Single by Conan Gray

from the album Superache
- Released: January 21, 2022
- Genre: Rock, Pop rock, Pop punk, Alternative rock, emo pop
- Length: 3:38
- Label: Republic Records
- Songwriters: Conan Gray, Dan Nigro
- Producer: Dan Nigro

Conan Gray singles chronology
| "Telepath" (2022) | "Jigsaw" (2022) | "Memories" (2022) |

Music video
- "Jigsaw" Lyric video on YouTube

= Jigsaw (Conan Gray song) =

"Jigsaw" is a song by singer-songwriter Conan Gray, featured as the third single and track 7 of his sophomore album, Superache. It was released through Republic Records on January 21, 2022. The track was written by Gray along with Dan Nigro, who was then responsible for the production of the song and multiple other tracks on the record.

== Background ==
Conan released four previous singles in the year past, 2021, them being Overdrive, Astronomy, People Watching, and Telepath respectively, On Gray's birthday, December 5, 2021 he posted the first known snippet of "Jigsaw" on his private TikTok account, about a month prior of its original release. On January 16, 2022, he posted a second snippet of the song on his social media, giving fans a new look to what the song will bring.

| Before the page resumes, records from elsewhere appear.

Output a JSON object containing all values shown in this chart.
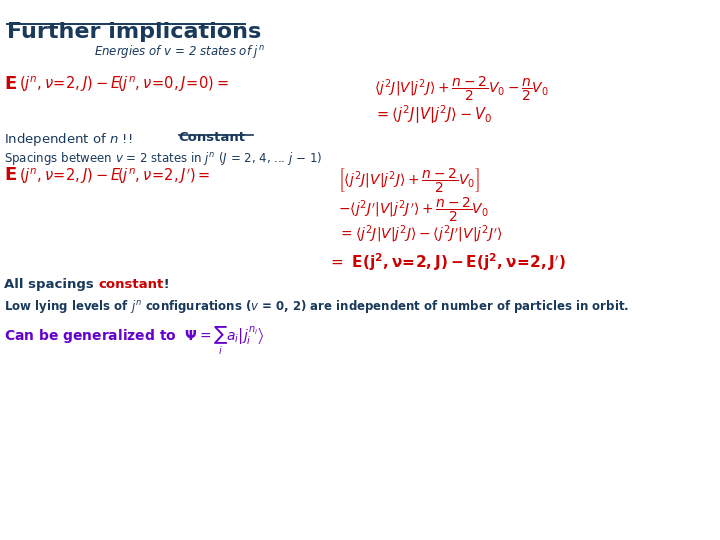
{
  "bg_color": "#ffffff",
  "dark_blue": "#1a3a5c",
  "red": "#cc0000",
  "purple": "#6600cc"
}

Finally, three days before it's release on January 18, Conan finally announces "Jigsaw" as a single set to come out January 21. The track was included in the setlist for Gray's tour "The Conan Gray World Tour 2022" starting on March 1 of the same year.

Gray went on an interview with DIY Magazine to share about the track, in which he said "I wrote jigsaw originally as a bit of a diary entry rant for myself,” he explains. “I’d spent my entire life contorting myself and changing everything I used to be in order to make everybody happy. I was so used to trying to please everyone that, when it came to love, I started to do the same. I thought maybe if I dress a certain way, act a certain way, do my hair the way you’ll like, then maybe you’ll finally love me. It didn’t work, obviously. By the end of it all it I ended up looking in the mirror and barely recognizing my rearranged and twisted reflection. I hope that jigsaw is a bit of a warning to people. That destroying yourself to win somebody’s love will only leave you empty on the other side. Because in the end, that person won’t love you, just the version of you that you made for them. Instead choose to become somebody that you love."

== Critical Reception ==
Bleached shares their opinion on the track, stating that it's "heartbreaking, honest and relatable." Also commentating on the production, which is new for Conan, sharing that it will get you "immediately taken aback by the distinct contrast in production styles compared to what you’ve heard before from him." The Beacon collected data from several who've listened to the song, Maddy Yeager shares that "When Gray said ‘then I would grab the kitchen scissors and cut myself to slivers for you’ [it] had me crying", highlighting the sadness and somber emotions Gray shares in his lyrics. At listening to the song, Rachel Hirsch from Rock & Blog states that she "was impressed and inspired by these lyrics from an artist at such a young age", mentioning how someone as young as Conan could write such painful and emotional lyrics. Finally, famous American blog Ones to Watch compares the track's meaning to Gray's previous works, specifically to his 2020 song Heather, saying they share "the desire of wanting to be someone else in order to be with someone else"

== Lyric Video ==
A hand-drawn lyric video was released along with the video, with paper notes with the lyrics to the track. There seem to be puzzle pieces scattered around, as well as a pair of scissors, which are also featured on the art cover for the song. This song appears to be the only single for the record to not feature a music video.